12 Wees sterk, en laat ons sterk zijn voor ons volk, en voor de steden onzes Gods; de HEERE nu doe, wat goed is in Zijn ogen.
Esforça-te, pois, e esforcemo-nos pelo nosso povo, e pelas cidades de nosso Deus: e faça o Senhor então o que bem parecer aos seus olhos.
13 Toen naderde Joab, en het volk, dat bij hem was, tot den strijd tegen de Syriers; en zij vloden voor zijn aangezicht.
Então se achegou Joab, e o povo que estava com ele, à peleja contra os siros; e fugiram de diante dele.
14 Als de kinderen Ammons zagen, dat de Syriers vloden, vloden zij ook voor het aangezicht van Abisai, en kwamen in de stad.
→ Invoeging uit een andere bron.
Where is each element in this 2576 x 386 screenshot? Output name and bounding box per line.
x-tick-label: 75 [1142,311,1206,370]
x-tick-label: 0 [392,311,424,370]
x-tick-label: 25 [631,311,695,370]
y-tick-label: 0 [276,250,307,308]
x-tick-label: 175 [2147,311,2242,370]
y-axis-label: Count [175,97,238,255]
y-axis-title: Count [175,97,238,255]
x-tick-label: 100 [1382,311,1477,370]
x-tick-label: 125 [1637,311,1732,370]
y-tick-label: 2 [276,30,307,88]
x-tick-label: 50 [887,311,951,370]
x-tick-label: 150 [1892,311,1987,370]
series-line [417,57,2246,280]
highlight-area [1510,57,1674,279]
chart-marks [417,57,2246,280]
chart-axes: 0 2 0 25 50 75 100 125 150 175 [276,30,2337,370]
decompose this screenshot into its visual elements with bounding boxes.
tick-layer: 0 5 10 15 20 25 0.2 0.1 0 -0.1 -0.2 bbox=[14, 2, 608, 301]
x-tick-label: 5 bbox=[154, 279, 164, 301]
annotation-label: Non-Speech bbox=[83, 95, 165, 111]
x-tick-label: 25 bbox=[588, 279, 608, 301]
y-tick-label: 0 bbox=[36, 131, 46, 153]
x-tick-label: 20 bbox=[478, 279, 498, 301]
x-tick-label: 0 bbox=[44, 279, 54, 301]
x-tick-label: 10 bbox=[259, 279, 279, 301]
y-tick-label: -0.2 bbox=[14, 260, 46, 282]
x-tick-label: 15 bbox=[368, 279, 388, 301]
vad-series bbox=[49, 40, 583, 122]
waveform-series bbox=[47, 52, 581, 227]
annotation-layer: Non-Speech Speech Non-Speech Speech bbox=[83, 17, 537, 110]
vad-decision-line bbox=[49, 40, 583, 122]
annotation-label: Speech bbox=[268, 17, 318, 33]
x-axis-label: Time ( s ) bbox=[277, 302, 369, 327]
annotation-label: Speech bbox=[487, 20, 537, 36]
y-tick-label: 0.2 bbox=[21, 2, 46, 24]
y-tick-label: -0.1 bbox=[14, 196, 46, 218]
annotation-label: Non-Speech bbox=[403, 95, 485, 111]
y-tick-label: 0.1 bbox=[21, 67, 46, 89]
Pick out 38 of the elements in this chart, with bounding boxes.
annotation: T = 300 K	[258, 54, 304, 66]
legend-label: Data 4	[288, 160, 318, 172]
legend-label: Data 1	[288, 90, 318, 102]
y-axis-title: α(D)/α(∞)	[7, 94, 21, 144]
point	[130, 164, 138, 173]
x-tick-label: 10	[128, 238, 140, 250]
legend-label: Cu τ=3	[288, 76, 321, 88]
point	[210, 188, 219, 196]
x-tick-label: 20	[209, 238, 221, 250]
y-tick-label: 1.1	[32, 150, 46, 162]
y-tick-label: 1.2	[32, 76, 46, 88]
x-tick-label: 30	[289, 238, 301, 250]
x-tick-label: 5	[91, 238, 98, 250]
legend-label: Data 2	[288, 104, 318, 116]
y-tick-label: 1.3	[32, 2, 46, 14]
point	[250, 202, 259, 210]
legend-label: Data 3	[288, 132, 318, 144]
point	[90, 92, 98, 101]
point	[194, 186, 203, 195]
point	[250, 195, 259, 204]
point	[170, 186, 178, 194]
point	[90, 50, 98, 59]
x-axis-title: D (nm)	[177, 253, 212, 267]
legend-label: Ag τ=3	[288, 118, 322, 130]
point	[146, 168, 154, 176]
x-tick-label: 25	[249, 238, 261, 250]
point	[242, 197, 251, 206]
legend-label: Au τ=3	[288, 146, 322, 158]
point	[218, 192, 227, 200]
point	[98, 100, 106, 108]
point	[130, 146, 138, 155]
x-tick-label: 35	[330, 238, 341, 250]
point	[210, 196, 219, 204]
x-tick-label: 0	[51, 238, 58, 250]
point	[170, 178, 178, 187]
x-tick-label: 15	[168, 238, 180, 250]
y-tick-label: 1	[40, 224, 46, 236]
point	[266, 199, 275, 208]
En Joab keerde weder van de kinderen Ammons, en kwam te Jeruzalem.
E, vendo os filhos de Ammon que os siros fugiam, também eles fugiram de diante de Abisai, e entraram na cidade: e voltou Joab dos filhos de Ammon, e veio para Jerusalém.
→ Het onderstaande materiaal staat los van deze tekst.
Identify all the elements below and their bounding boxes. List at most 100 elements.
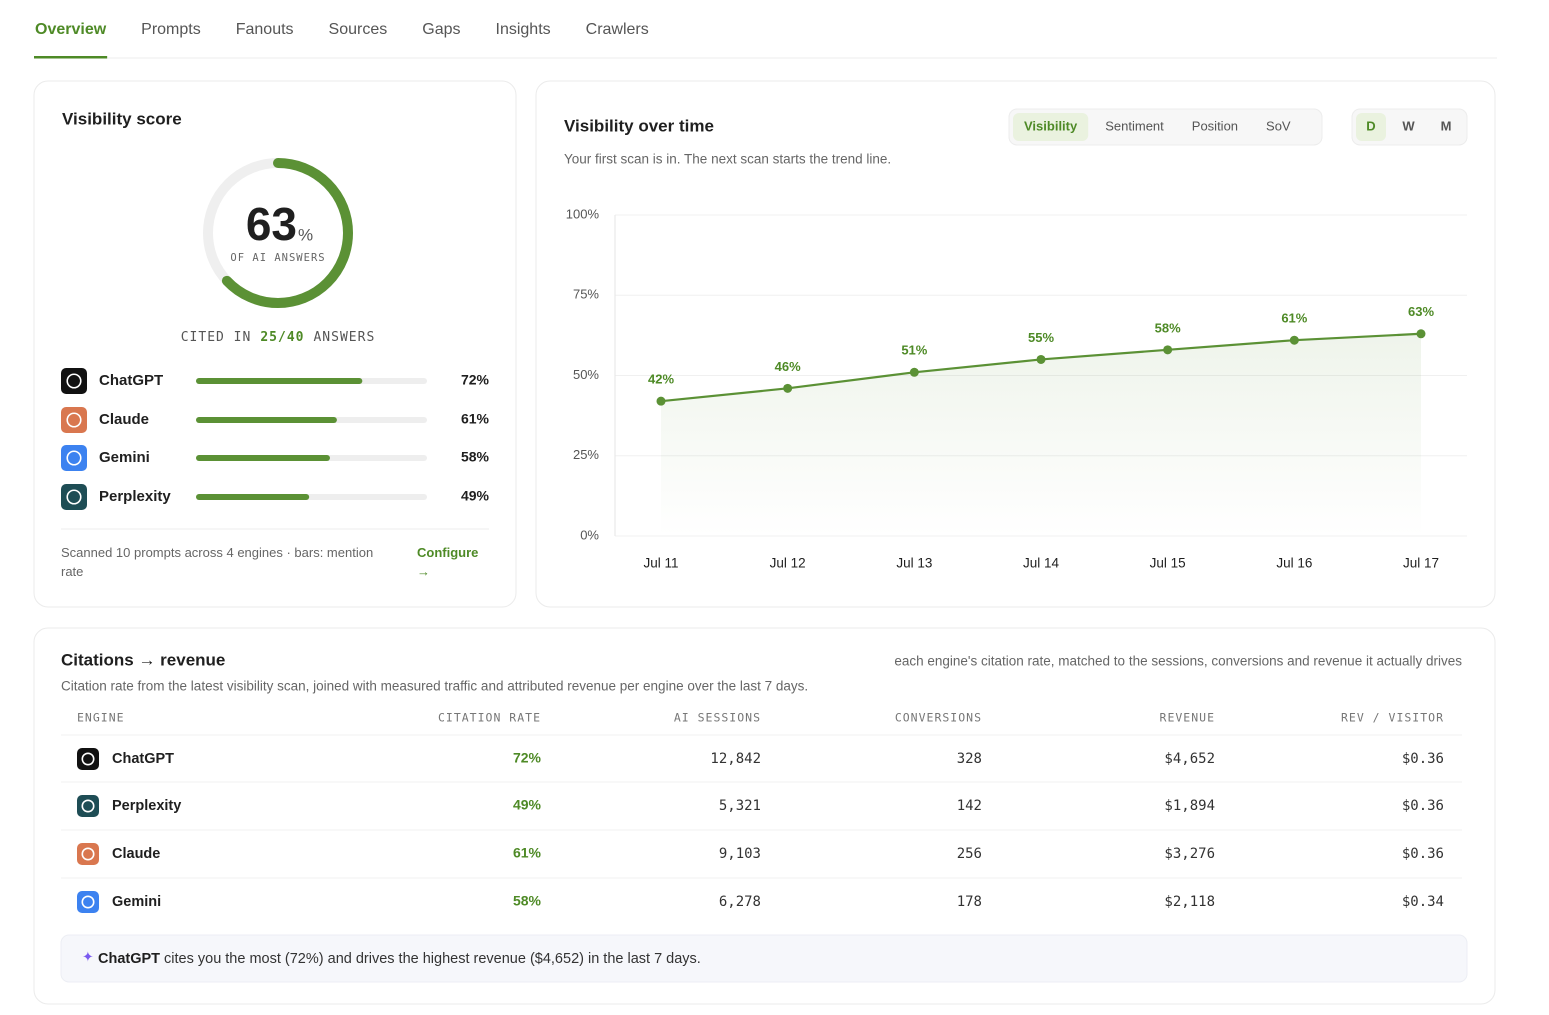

15 Toen nu de Syriers zagen, dat zij voor Israels aangezicht geslagen waren, zo vergaderden zij zich weder te zamen.
Vendo pois os siros que foram feridos diante de Israel, tornaram a refazer-se.
16 En Hadad-ezer zond heen, en deed de Syriers uitkomen, die op gene zijde der rivier zijn, en zij kwamen te Helam; en Sobach, Hadad-ezers krijgsoverste, toog voor hun aangezicht heen.
E enviou Hadadezer, e fez sair os siros que estavam da outra banda do rio, e vieram a Helam: e Sobach, chefe do exército de Hadadezer, marchava diante deles.
17 Als dat David werd aangezegd, verzamelde hij gans Israel, en toog over de Jordaan, en kwam te Helam, en de Syriers stelden de slagorde tegen David aan, en streden met hem.
Do que informado David, ajuntou a todo o Israel, e passou o Jordão, e veio a Helam: e os siros se puseram em ordem contra David, e pelejaram com ele.
18 Maar de Syriers vloden voor Israels aangezicht, en David versloeg van de Syriers zevenhonderd wagenen, en veertig duizend ruiteren; daartoe sloeg hij Sobach, hun krijgsoverste, dat hij aldaar stierf.
Porém os siros fugiram de diante de Israel, e David feriu dentre os siros aos homens de setecentos carros, e quarenta mil homens de cavalo: também ao mesmo Sobach, general do exército, feriu, e morreu ali.
19 Toen nu al de koningen, die Hadad-ezers knechten waren, zagen, dat zij voor Israels aangezicht geslagen waren, maakten zij vrede met Israel, en dienden hen; en de Syriers vreesden de kinderen Ammons meer te verlossen.
Vendo pois todos os reis, servos de Hadadezer, que foram feridos diante de Israel, fizeram paz com Israel, e o serviram: e temeram os siros de socorrer mais aos filhos de Ammon.